Soil CO2 and N2O fluxes from simple and diversified crop rotations in the Central Corn Belt

Authors: Chatterjee, Amitava; Emmett, Bryan; O'Brien, Peter; MCDANIEL, MARSHALL - Iowa State University; SAUER, THOMAS - Retired ARS Employee; LIEBMANN, MATT - Iowa State University

Submitted to: Agrosystems, Geosciences & Environment
Publication Type: Peer Reviewed Journal
Publication Acceptance Date: 6/9/2025
Publication Date: 7/10/2025
Citation: Chatterjee, A., Emmett, B.D., O'Brien, P.L., McDaniel, M., Sauer, T.J., Liebmann, M. 2025. Soil CO2 and N2O fluxes from simple and diversified crop rotations in the Central Corn Belt. Agrosystems, Geosciences & Environment. https://doi.org/10.1002/agg2.70171.
DOI: https://doi.org/10.1002/agg2.70171

Interpretive Summary: In the Corn Belt of the Midwest, crop rotation or the sequential planting of crops over time is limited to corn and soybean. This study compared the rates of gas emissions from soil, or fluxes, for 3-year, corn-soybean-oat/clover and 4-year, corn-soybean-oat/alfalfa-alfalfa rotations with the common 2-year corn-soybean rotation. Results showed that soil carbon dioxide gas flux of the 3-year and 4-year rotations was 36% and 54% greater than the 2-year rotation but nitrous oxide gas, which contributes to atmospheric warming, did not show a significant variation with rotation. The crop phases within a rotation had significant effects on soil carbon dioxide (alfalfa>oat=corn=soybean) and nitrous oxide gas (corn=alfalfa>soybean=oat) fluxes. These findings will be useful to recommend crop rotations based on gas fluxes. Findings could be of interest to scientists who will be interested to develop alternative rotation options to reduce gas fluxes.

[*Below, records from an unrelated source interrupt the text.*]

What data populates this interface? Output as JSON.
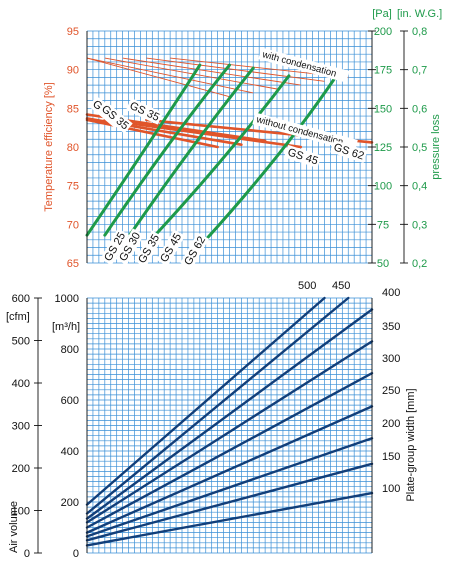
{
  "colors": {
    "orange": "#e0542a",
    "green": "#1e9a4a",
    "blue": "#123f7a",
    "grid": "#3a8fd6",
    "black": "#111111"
  },
  "chart_data": [
    {
      "type": "line",
      "left_axis": {
        "label": "Temperature efficiency [%]",
        "ticks": [
          "95",
          "90",
          "85",
          "80",
          "75",
          "70",
          "65"
        ],
        "range": [
          65,
          95
        ]
      },
      "right_axis_pa": {
        "unit": "[Pa]",
        "ticks": [
          "200",
          "175",
          "150",
          "125",
          "100",
          "75",
          "50"
        ],
        "range": [
          50,
          200
        ]
      },
      "right_axis_inwg": {
        "unit": "[in. W.G.]",
        "label": "pressure loss",
        "ticks": [
          "0,8",
          "0,7",
          "0,6",
          "0,5",
          "0,4",
          "0,3",
          "0,2"
        ],
        "range": [
          0.2,
          0.8
        ]
      },
      "annotations": [
        "with condensation",
        "without condensation"
      ],
      "efficiency_with_condensation": [
        {
          "x": [
            0,
            24
          ],
          "y": [
            91.5,
            86.5
          ]
        },
        {
          "x": [
            0,
            28
          ],
          "y": [
            91.5,
            87.0
          ]
        },
        {
          "x": [
            3,
            32
          ],
          "y": [
            91.5,
            87.5
          ]
        },
        {
          "x": [
            6,
            36
          ],
          "y": [
            91.5,
            88.0
          ]
        },
        {
          "x": [
            10,
            40
          ],
          "y": [
            91.5,
            88.5
          ]
        },
        {
          "x": [
            14,
            44
          ],
          "y": [
            91.5,
            89.0
          ]
        }
      ],
      "efficiency_without_condensation": [
        {
          "name": "GS 25",
          "x": [
            0,
            22
          ],
          "y": [
            83.5,
            80.0
          ]
        },
        {
          "name": "GS 30",
          "x": [
            0,
            26
          ],
          "y": [
            83.7,
            80.3
          ]
        },
        {
          "name": "GS 35",
          "x": [
            0,
            30
          ],
          "y": [
            84.2,
            80.8
          ]
        },
        {
          "name": "GS 45",
          "x": [
            3,
            36
          ],
          "y": [
            83.5,
            80.0
          ]
        },
        {
          "name": "GS 62",
          "x": [
            10,
            48
          ],
          "y": [
            83.5,
            80.6
          ]
        }
      ],
      "pressure_loss": [
        {
          "name": "GS 25",
          "x": [
            0,
            11,
            19
          ],
          "y_pa": [
            68,
            130,
            178
          ]
        },
        {
          "name": "GS 30",
          "x": [
            3,
            14,
            24
          ],
          "y_pa": [
            68,
            130,
            178
          ]
        },
        {
          "name": "GS 35",
          "x": [
            7,
            18,
            28
          ],
          "y_pa": [
            67,
            128,
            176
          ]
        },
        {
          "name": "GS 45",
          "x": [
            11,
            24,
            34
          ],
          "y_pa": [
            66,
            120,
            171
          ]
        },
        {
          "name": "GS 62",
          "x": [
            20,
            33,
            42
          ],
          "y_pa": [
            65,
            120,
            171
          ]
        }
      ]
    },
    {
      "type": "line",
      "left_axis_cfm": {
        "unit": "[cfm]",
        "ticks": [
          "600",
          "500",
          "400",
          "300",
          "200",
          "100",
          "0"
        ],
        "range": [
          0,
          600
        ]
      },
      "left_axis_m3h": {
        "unit": "[m³/h]",
        "label": "Air volume",
        "ticks": [
          "1000",
          "800",
          "600",
          "400",
          "200",
          "0"
        ],
        "range": [
          0,
          1000
        ]
      },
      "right_axis": {
        "label": "Plate-group width [mm]",
        "ticks": [
          "400",
          "350",
          "300",
          "250",
          "200",
          "150",
          "100"
        ]
      },
      "series": [
        {
          "name": "100",
          "x": [
            0,
            48
          ],
          "y": [
            30,
            235
          ]
        },
        {
          "name": "150",
          "x": [
            0,
            48
          ],
          "y": [
            50,
            350
          ]
        },
        {
          "name": "200",
          "x": [
            0,
            48
          ],
          "y": [
            65,
            450
          ]
        },
        {
          "name": "250",
          "x": [
            0,
            48
          ],
          "y": [
            80,
            575
          ]
        },
        {
          "name": "300",
          "x": [
            0,
            48
          ],
          "y": [
            100,
            705
          ]
        },
        {
          "name": "350",
          "x": [
            0,
            48
          ],
          "y": [
            120,
            830
          ]
        },
        {
          "name": "400",
          "x": [
            0,
            48
          ],
          "y": [
            135,
            955
          ]
        },
        {
          "name": "450",
          "x": [
            0,
            44
          ],
          "y": [
            155,
            1000
          ]
        },
        {
          "name": "500",
          "x": [
            0,
            40
          ],
          "y": [
            190,
            1000
          ]
        }
      ]
    }
  ]
}
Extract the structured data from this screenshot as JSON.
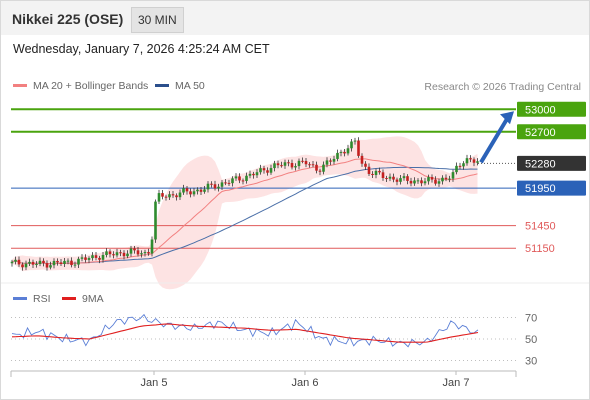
{
  "header": {
    "instrument": "Nikkei 225 (OSE)",
    "timeframe": "30 MIN"
  },
  "timestamp": "Wednesday, January 7, 2026 4:25:24 AM CET",
  "legend": {
    "ma20_label": "MA 20 + Bollinger Bands",
    "ma50_label": "MA 50",
    "rsi_label": "RSI",
    "ma9_label": "9MA"
  },
  "credit": "Research © 2026 Trading Central",
  "colors": {
    "bullish_level": "#4aa40e",
    "support_level": "#2b62b8",
    "resistance_level": "#e05a5a",
    "current_price": "#333333",
    "ma20": "#f28080",
    "ma50": "#4a6fa8",
    "bollinger_fill": "#fde0e0",
    "rsi": "#5b7fd6",
    "rsi_ma": "#e01f1f",
    "arrow": "#2b62b8"
  },
  "chart_data": [
    {
      "type": "candlestick",
      "title": "Nikkei 225 (OSE)",
      "interval": "30 MIN",
      "x_tick_labels": [
        "Jan 5",
        "Jan 6",
        "Jan 7"
      ],
      "ylim": [
        50700,
        53150
      ],
      "levels": [
        {
          "label": "53000",
          "value": 53000,
          "kind": "bullish target"
        },
        {
          "label": "52700",
          "value": 52700,
          "kind": "bullish target"
        },
        {
          "label": "52280",
          "value": 52280,
          "kind": "current price"
        },
        {
          "label": "51950",
          "value": 51950,
          "kind": "pivot"
        },
        {
          "label": "51450",
          "value": 51450,
          "kind": "support"
        },
        {
          "label": "51150",
          "value": 51150,
          "kind": "support"
        }
      ],
      "series": [
        {
          "name": "MA 20 + Bollinger Bands",
          "approx_path": [
            50920,
            50940,
            50960,
            51010,
            51060,
            51300,
            51700,
            52000,
            52160,
            52250,
            52300,
            52260,
            52190,
            52200,
            52220
          ]
        },
        {
          "name": "MA 50",
          "approx_path": [
            50900,
            50905,
            50930,
            50960,
            51100,
            51350,
            51600,
            51850,
            52050,
            52180,
            52230,
            52240,
            52230,
            52240,
            52240
          ]
        }
      ],
      "projection": {
        "from": 52280,
        "to": 53000
      }
    },
    {
      "type": "line",
      "title": "RSI",
      "yticks": [
        70,
        50,
        30
      ],
      "ylim": [
        25,
        75
      ],
      "series": [
        {
          "name": "RSI",
          "approx_path": [
            53,
            57,
            50,
            48,
            66,
            70,
            63,
            60,
            65,
            58,
            55,
            65,
            50,
            47,
            49,
            46,
            47,
            65,
            55
          ]
        },
        {
          "name": "9MA",
          "approx_path": [
            52,
            53,
            51,
            50,
            56,
            62,
            64,
            62,
            61,
            60,
            58,
            59,
            55,
            51,
            49,
            47,
            47,
            52,
            56
          ]
        }
      ]
    }
  ]
}
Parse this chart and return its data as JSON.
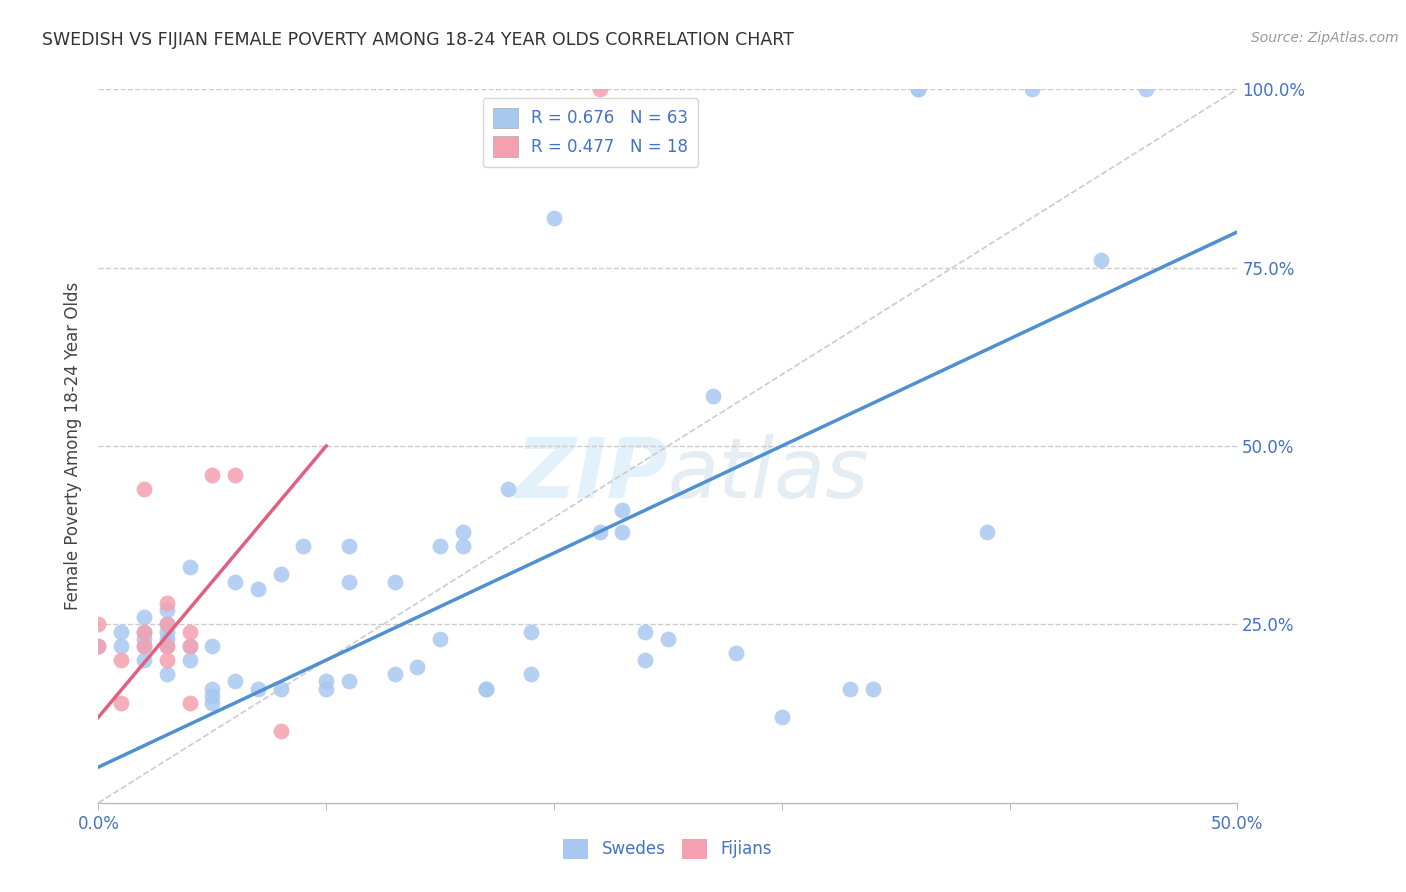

Technical Abstract: United States agriculture has become productive but environmental consequences remain. For example, agriculture makes up a disproportionate share of net US greenhouse gas (GHG) emissions compared to its contribution to the economy. This and other environmental issues may be partially related to the specialization, or decrease in crop diversity, and reliance on synthetic fertilizer. In the US Corn Belt, crop rotational diversity is mostly limited to a richness of two (maize [Zea mays] and soybean [Glycine max]). We compared soil carbon dioxide (CO2) and nitrous oxide (N2O) fluxes from a long-term (9-11 year) experiment comparing the business-as-usual 2-year, maize-soybean rotation to two other diversified rotations; a 3-year maize-soybean-oat [Avena sativa]/red clover [Trifolium pratense]); and a 4-year (maize-soybean-oat/alfalfa [Medicago sativa]-alfalfa). Both 3-year and 4-year rotations also received composted cattle (Bos taurus) manure. We tested whether these diversified rotations that replace synthetic fertilizer with organic sources could decrease net soil GHG, because they have been shown to reduce nutrient leaching, and nutrient inputs are paired with C which may limit N2O flux. Considering all three years, soil CO2 flux in the 3-year or 4-year rotation were 36% and 54% greater than 2-year, driven by the maize phase, which might be due to prior years’ leguminous crops (red cover or alfalfa), tillage and manure. However, there were no rotational differences in soil N2O fluxes. The crop phases within a rotation had significant effects on soil CO2 (alfalfa> oat = maize = soybean) and N2O (maize=alfalfa>soybean=oat) fluxes. Soil temperature-crop phase interactions had more control over soil CO2 fluxes than did moisture. Inclusion of perennial crop, small grain-legume intercropping. Replacing inorganic with organic N sources is critical to consider for increasing rotation length and crop diversity of maize based crop rotation in the central Corn Belt of USA.